Steve Fobister Sr., a respected Grassy Narrows Elder and former grand chief of Treaty 3 suffers daily from the effects of mercury poisoning. Once a capable hunter and sport fishing guide, 63-year-old Fobister Sr. can now barely walk, trembles so severely that he has difficulty speaking and has lost sensation in his lips and fingers. He has lost his ability to make a living because of mercury poisoning and receives the paltry sum of $250 a month as compensation.

“By poisoning our river, and then clearcut logging our forests, Ontario has ruined our health and now threatens to destroy who we are,” Fobister said.

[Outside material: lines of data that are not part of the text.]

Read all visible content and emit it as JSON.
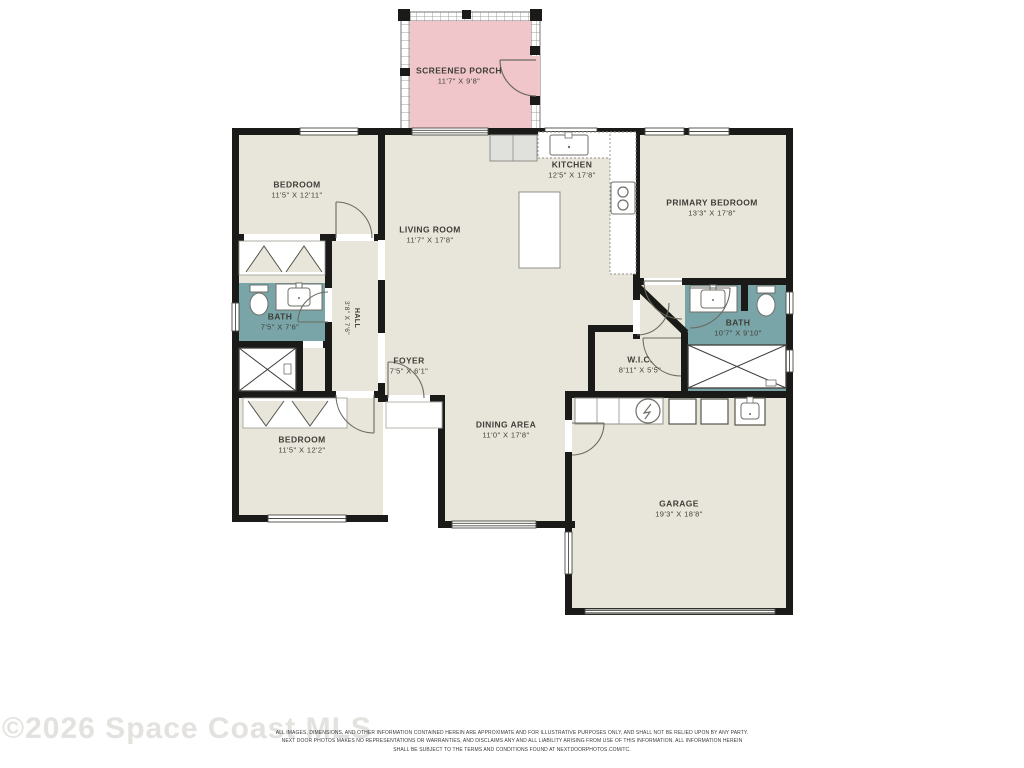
{
  "watermark": "©2026 Space Coast MLS",
  "disclaimer": {
    "line1": "ALL IMAGES, DIMENSIONS, AND OTHER INFORMATION CONTAINED HEREIN ARE APPROXIMATE AND FOR ILLUSTRATIVE PURPOSES ONLY, AND SHALL NOT BE RELIED UPON BY ANY PARTY.",
    "line2": "NEXT DOOR PHOTOS MAKES NO REPRESENTATIONS OR WARRANTIES, AND DISCLAIMS ANY AND ALL LIABILITY ARISING FROM USE OF THIS INFORMATION. ALL INFORMATION HEREIN",
    "line3": "SHALL BE SUBJECT TO THE TERMS AND CONDITIONS FOUND AT NEXTDOORPHOTOS.COM/TC."
  },
  "colors": {
    "wall": "#1a1a18",
    "room_fill": "#e8e6da",
    "bath_fill": "#7aa5a8",
    "porch_fill": "#f0c6ca"
  },
  "rooms": {
    "screened_porch": {
      "name": "SCREENED PORCH",
      "dims": "11'7\" X 9'8\""
    },
    "bedroom_top": {
      "name": "BEDROOM",
      "dims": "11'5\" X 12'11\""
    },
    "living_room": {
      "name": "LIVING ROOM",
      "dims": "11'7\" X 17'8\""
    },
    "kitchen": {
      "name": "KITCHEN",
      "dims": "12'5\" X 17'8\""
    },
    "primary_bedroom": {
      "name": "PRIMARY BEDROOM",
      "dims": "13'3\" X 17'8\""
    },
    "bath_left": {
      "name": "BATH",
      "dims": "7'5\" X 7'6\""
    },
    "hall": {
      "name": "HALL",
      "dims": "3'8\" X 7'6\""
    },
    "foyer": {
      "name": "FOYER",
      "dims": "7'5\" X 6'1\""
    },
    "wic": {
      "name": "W.I.C.",
      "dims": "8'11\" X 5'5\""
    },
    "bath_right": {
      "name": "BATH",
      "dims": "10'7\" X 9'10\""
    },
    "dining_area": {
      "name": "DINING AREA",
      "dims": "11'0\" X 17'8\""
    },
    "bedroom_bottom": {
      "name": "BEDROOM",
      "dims": "11'5\" X 12'2\""
    },
    "garage": {
      "name": "GARAGE",
      "dims": "19'3\" X 18'8\""
    }
  }
}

The Ontario provincial government has made final plans for a decade of clearcut logging on Grassy Narrows’ homeland against the community’s objections. Scientific studies indicate that clearcut logging in boreal watersheds raises mercury levels in fish above the World Health Organization’s limit for safe human consumption. Further mercury may be released if the Ontario government implements its current plan for more clearcutting.

Chief Roger Fobister Sr. said he felt the week in Toronto had been successful in shining a spotlight on his community’s concerns. The march was the finale in a week of activities, he said, “but this is not the end of it.” He said the government agreed to a meeting to discuss the mercury issue and the clean-up of the river.

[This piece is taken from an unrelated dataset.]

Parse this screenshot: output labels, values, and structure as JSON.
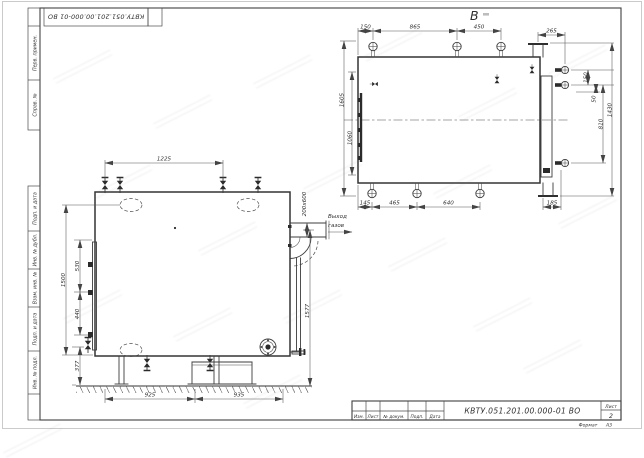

Torontonians “provided very good support,” he said, pointing to the numbers of people on the march. “I haven’t seen anything negative,” he said “and even people on the street watching the march have been very supportive. They’re curious and haven’t made any negative comments.”

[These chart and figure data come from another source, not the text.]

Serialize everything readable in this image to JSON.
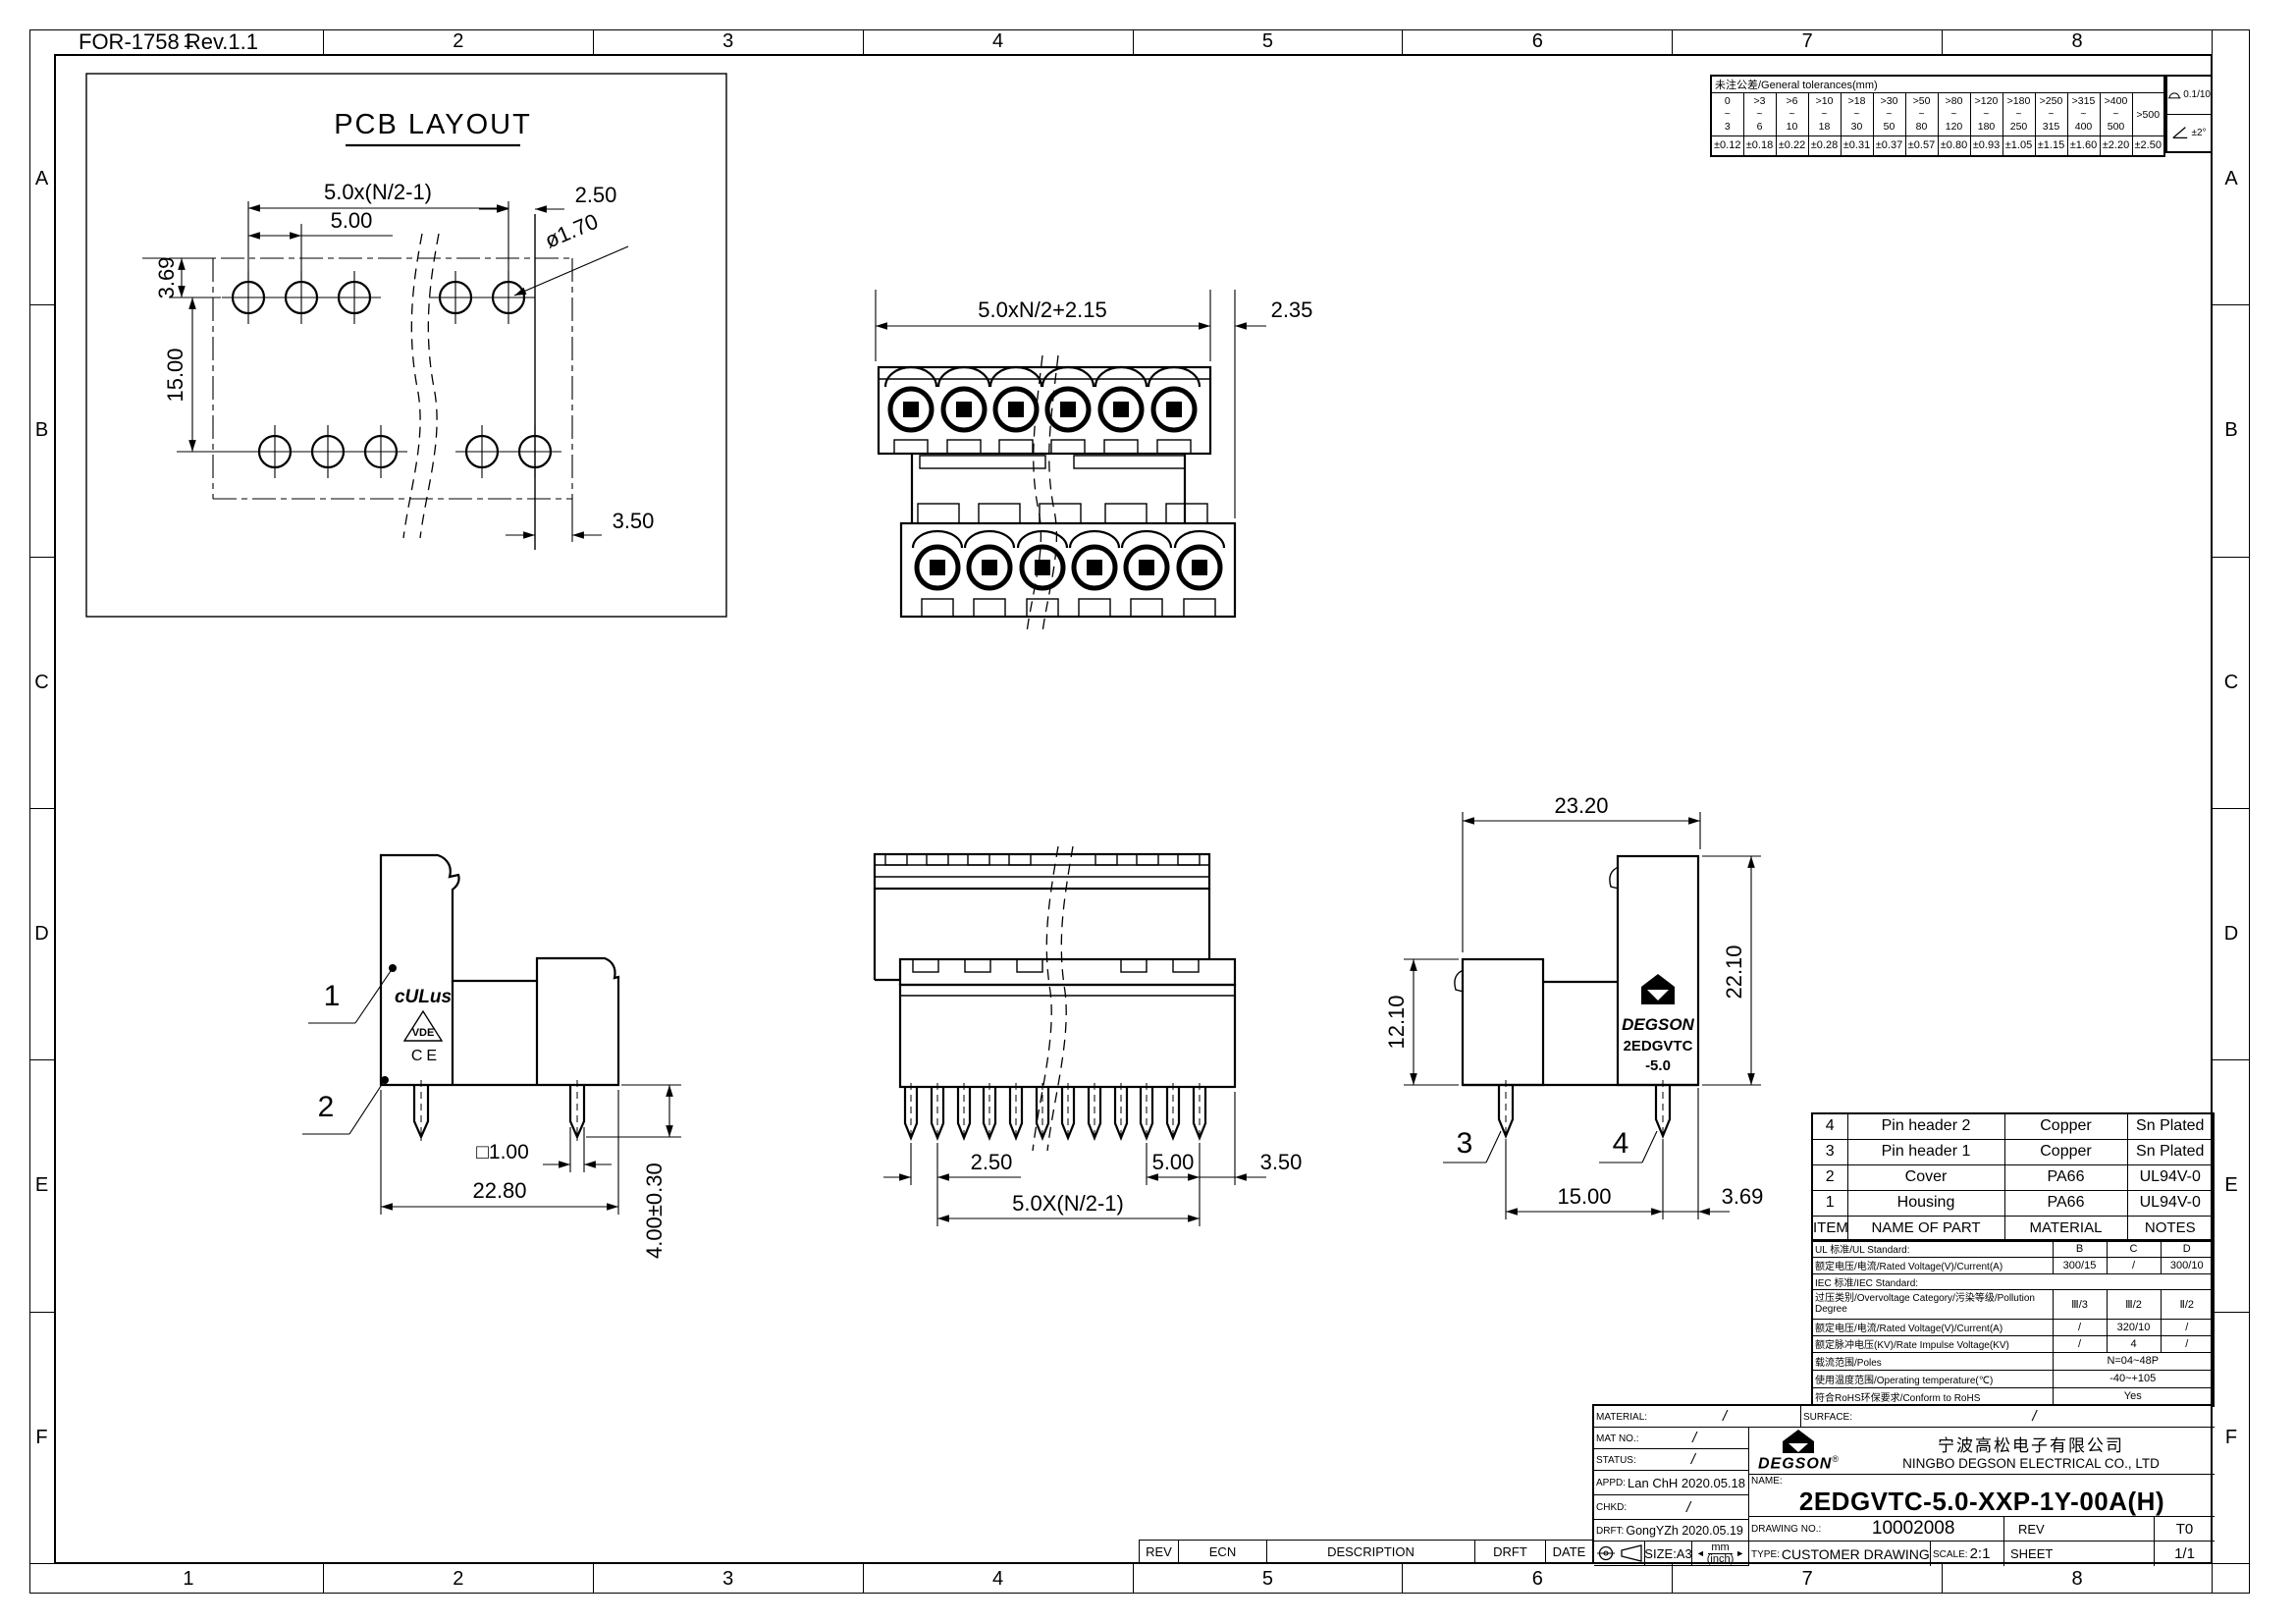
{
  "sheet_note": "FOR-1758 Rev.1.1",
  "border": {
    "cols": [
      "1",
      "2",
      "3",
      "4",
      "5",
      "6",
      "7",
      "8"
    ],
    "rows": [
      "A",
      "B",
      "C",
      "D",
      "E",
      "F"
    ]
  },
  "icons": {
    "arrow_left": "◄",
    "arrow_right": "►",
    "registered": "®"
  },
  "tolerance_table": {
    "title": "未注公差/General tolerances(mm)",
    "cols": [
      {
        "top": "0",
        "mid": "~",
        "bot": "3",
        "val": "±0.12"
      },
      {
        "top": ">3",
        "mid": "~",
        "bot": "6",
        "val": "±0.18"
      },
      {
        "top": ">6",
        "mid": "~",
        "bot": "10",
        "val": "±0.22"
      },
      {
        "top": ">10",
        "mid": "~",
        "bot": "18",
        "val": "±0.28"
      },
      {
        "top": ">18",
        "mid": "~",
        "bot": "30",
        "val": "±0.31"
      },
      {
        "top": ">30",
        "mid": "~",
        "bot": "50",
        "val": "±0.37"
      },
      {
        "top": ">50",
        "mid": "~",
        "bot": "80",
        "val": "±0.57"
      },
      {
        "top": ">80",
        "mid": "~",
        "bot": "120",
        "val": "±0.80"
      },
      {
        "top": ">120",
        "mid": "~",
        "bot": "180",
        "val": "±0.93"
      },
      {
        "top": ">180",
        "mid": "~",
        "bot": "250",
        "val": "±1.05"
      },
      {
        "top": ">250",
        "mid": "~",
        "bot": "315",
        "val": "±1.15"
      },
      {
        "top": ">315",
        "mid": "~",
        "bot": "400",
        "val": "±1.60"
      },
      {
        "top": ">400",
        "mid": "~",
        "bot": "500",
        "val": "±2.20"
      }
    ],
    "last_col": {
      "label": ">500",
      "val": "±2.50"
    },
    "flatness": "0.1/10",
    "angle": "±2°"
  },
  "views": {
    "pcb": {
      "title": "PCB LAYOUT",
      "pitch_total": "5.0x(N/2-1)",
      "pitch": "5.00",
      "edge_right": "2.50",
      "hole_dia": "ø1.70",
      "row_offset": "3.69",
      "row_spacing": "15.00",
      "edge_bottom": "3.50"
    },
    "front": {
      "width_total": "5.0xN/2+2.15",
      "offset_right": "2.35"
    },
    "side_left": {
      "callout_cover": "1",
      "callout_housing": "2",
      "pin_square": "□1.00",
      "body_width": "22.80",
      "pin_length": "4.00±0.30",
      "cert_ul": "cULus",
      "cert_vde": "VDE",
      "cert_ce": "CE"
    },
    "rear": {
      "pin_offset": "2.50",
      "pin_pitch": "5.00",
      "edge": "3.50",
      "pitch_total": "5.0X(N/2-1)"
    },
    "side_right": {
      "width": "23.20",
      "height": "22.10",
      "cover_height": "12.10",
      "pin_pitch": "15.00",
      "edge": "3.69",
      "callout_pin1": "3",
      "callout_pin2": "4",
      "marking_brand": "DEGSON",
      "marking_series": "2EDGVTC",
      "marking_size": "-5.0"
    }
  },
  "parts_table": {
    "headers": [
      "ITEM",
      "NAME OF PART",
      "MATERIAL",
      "NOTES"
    ],
    "rows": [
      {
        "item": "4",
        "name": "Pin header 2",
        "material": "Copper",
        "notes": "Sn Plated"
      },
      {
        "item": "3",
        "name": "Pin header 1",
        "material": "Copper",
        "notes": "Sn Plated"
      },
      {
        "item": "2",
        "name": "Cover",
        "material": "PA66",
        "notes": "UL94V-0"
      },
      {
        "item": "1",
        "name": "Housing",
        "material": "PA66",
        "notes": "UL94V-0"
      }
    ]
  },
  "spec_table": {
    "rows": [
      {
        "label": "UL 标准/UL Standard:",
        "c1": "B",
        "c2": "C",
        "c3": "D"
      },
      {
        "label": "额定电压/电流/Rated Voltage(V)/Current(A)",
        "c1": "300/15",
        "c2": "/",
        "c3": "300/10"
      },
      {
        "label": "IEC 标准/IEC Standard:"
      },
      {
        "label": "过压类别/Overvoltage Category/污染等级/Pollution Degree",
        "c1": "Ⅲ/3",
        "c2": "Ⅲ/2",
        "c3": "Ⅱ/2"
      },
      {
        "label": "额定电压/电流/Rated Voltage(V)/Current(A)",
        "c1": "/",
        "c2": "320/10",
        "c3": "/"
      },
      {
        "label": "额定脉冲电压(KV)/Rate Impulse Voltage(KV)",
        "c1": "/",
        "c2": "4",
        "c3": "/"
      },
      {
        "label": "载流范围/Poles",
        "merged": "N=04~48P"
      },
      {
        "label": "使用温度范围/Operating temperature(℃)",
        "merged": "-40~+105"
      },
      {
        "label": "符合RoHS环保要求/Conform to RoHS",
        "merged": "Yes"
      }
    ]
  },
  "title_block": {
    "material_label": "MATERIAL:",
    "material_value": "/",
    "surface_label": "SURFACE:",
    "surface_value": "/",
    "mat_no_label": "MAT NO.:",
    "mat_no_value": "/",
    "status_label": "STATUS:",
    "status_value": "/",
    "appd_label": "APPD:",
    "appd_value": "Lan ChH 2020.05.18",
    "chkd_label": "CHKD:",
    "chkd_value": "/",
    "drft_label": "DRFT:",
    "drft_value": "GongYZh 2020.05.19",
    "brand": "DEGSON",
    "company_cn": "宁波高松电子有限公司",
    "company_en": "NINGBO DEGSON ELECTRICAL CO., LTD",
    "name_label": "NAME:",
    "part_number": "2EDGVTC-5.0-XXP-1Y-00A(H)",
    "drawing_no_label": "DRAWING NO.:",
    "drawing_no": "10002008",
    "rev_label": "REV",
    "rev_value": "T0",
    "type_label": "TYPE:",
    "type_value": "CUSTOMER DRAWING",
    "scale_label": "SCALE:",
    "scale_value": "2:1",
    "sheet_label": "SHEET",
    "sheet_value": "1/1",
    "size_label": "SIZE:A3",
    "units_top": "mm",
    "units_bottom": "(inch)"
  },
  "revision_strip": {
    "headers": [
      "REV",
      "ECN",
      "DESCRIPTION",
      "DRFT",
      "DATE"
    ]
  }
}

A recent Supreme Court decision was devastating and a major impact to the people of Grassy Narrows, he said.

“I thought the decision would build on top of the B.C. (Tsilquot’in) decision,” Fobister said, and was surprised when the top court ruled in favour of the Ontario government. The decision, he said, threatens Aboriginal and treaty rights and their survival in their own home territory.

“The Supreme Court decision allows the total jurisdiction of the province over even our treaty territory and that jurisdiction comes right up to the border of our community. My own home is just about two or three kilometers from the border,” he said. “The province licenses various companies to extract resources from that land and that could happen just two or three kilometers away from our community borders. The Supreme Court doesn’t talk about the duty to consult, so any time they want to cut down trees within our territory, they have to ask us now. That duty to consult, we regard, will be in the form of a table for government to government negotiations.”

Grassy Narrows is an Ojibwa First Nation located 80 km north of Kenora, Ont. It has a membership of about 1,600 people with just over 900 living in the community.